The non-executive directors do not have any responsibilities for daily management or operations of the business.

Company B appointed a director as there was no benefit or advantage at the time to appoint a second director from Company B as it would not change the voting ability which is based on shareholding.

The managing director of Company A was appointed by Company C.

Company A does not share banking facilities with Company B.

Employees of Company A are not signatories on Company B' accounts, nor are employees of Company B signatories on Company A's accounts. This includes the Company B appointed director of Company A, who is not a signatory on Company A's bank accounts

Company A's client base in entirely separate to the client base of Company B such that the two businesses run separate to each other.

There are no common employees, the Company B appointed director of Company A is a non-executive director who does not receive a salary or wage from Company A.

Company A and Company B operate from different locations.

Company A has full control over negotiations with its suppliers, customers, and other key external stakeholders.

There are no close personal relationships between any key employees, including directors.

Company A has no ownership interest in Company B.

Relevant legislative provisions

Income Tax Assessment Act 1997 Subsection 328-125(6)

Reasons for decision

The meaning of a connected entity is defined under section 328-125 of the ITAA 1997 which states as follows:

An entity is connected with another entity if:

(a) either entity controls the other entity in the way described in this section; or

(b) both entities are controlled in a way described in this section by the same third entity.

Direct control of a company

Paragraph 328-125(2)(b) of the ITAA 1997 provides that an entity controls a company if the entity, its affiliates, or the entity together with its affiliates beneficially own equity interests in the company that carry between them the right to exercise, or control the exercise of, a percentage (the control percentage) that is at least 40% of the voting power in the company.

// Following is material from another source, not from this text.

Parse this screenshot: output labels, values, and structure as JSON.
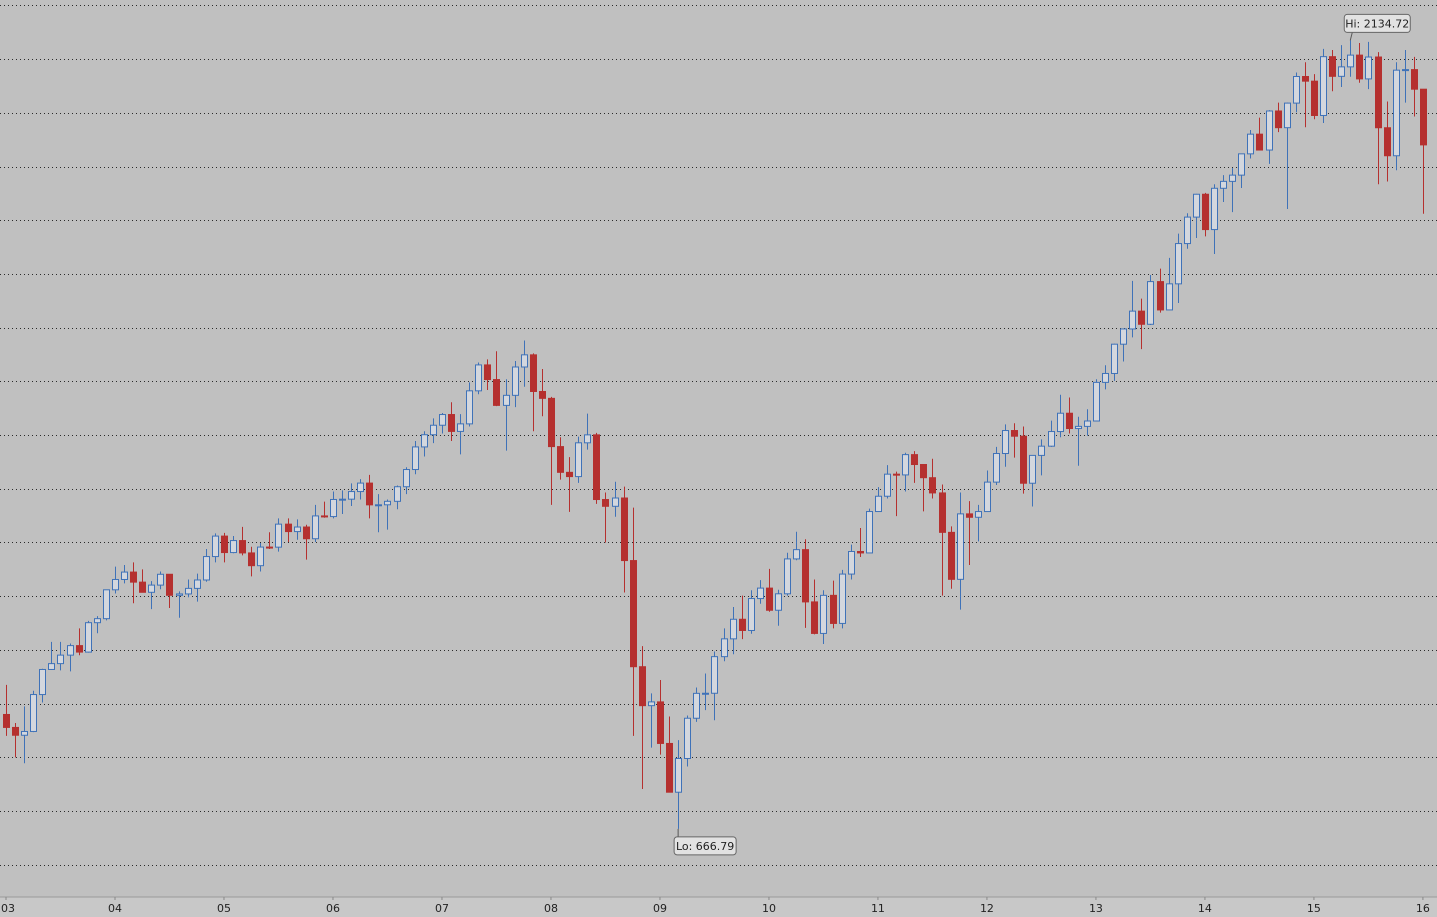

In this case Company A Pty Ltd has two shareholders; Company B holds a 40% interest and Company C holds the remaining 60% interest. All the shares carry the same rights with respect to voting, dividends and capital distributions.

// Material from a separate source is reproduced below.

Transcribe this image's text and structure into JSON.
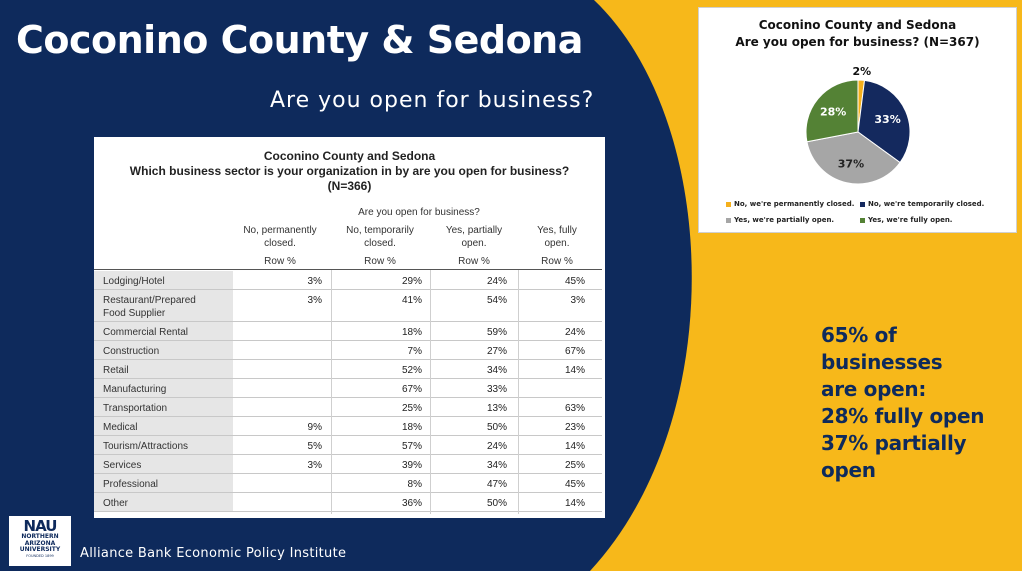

As Company B holds a control percentage of 40% it controls Company A in accordance with subsection 325-125(2) of the ITAA 1997.

Commissioner's discretion

If an entity's control percentage in a company is at least 40% but less than 50%, the Commissioner may determine under subsection 328-125(6) of the ITAA 1997 that the first entity does not control the other entity if the Commissioner thinks that the entity is controlled by a third entity (other than an affiliate of the first entity).

For the Commissioner to be able to consider the exercise of discretion in subsection 328-125(6) of the ITAA 1997 there must be a single, identifiable third entity that has a control percentage of at least 40% of the company

Where there is a third entity with a control percentage of 40% or more it is necessary to consider additional factors such as who is responsible for the day to day and strategic running of the company to determine if the third entity controls it. It is possible that both of the entities having a control percentage of at least 40% may control the company if such responsibilities are shared.

Application to your circumstances

Given Company B and Company A Pty Ltd have separate employees, banking facilities and client bases we accept that each business is operated independently.

Company A's board is comprised of X directors: X executive and X non-executive. Company B appointed a director and they hold a non-executive director position. This means they do not have any responsibility for daily management or operations of Company A. Conversely, Company C, the 60% shareholder, appointed the managing director and executive directors which do have management responsibilities and work in the business. Having considered the information provided we accept that Company C is responsible for the day to day and strategic running of Company A.

Therefore, the Commissioner will exercise the discretion set out in subsection 328-125(6)of the ITAA 1997 and make a determination that Company B did not control Company A in the 2021-22 financial year.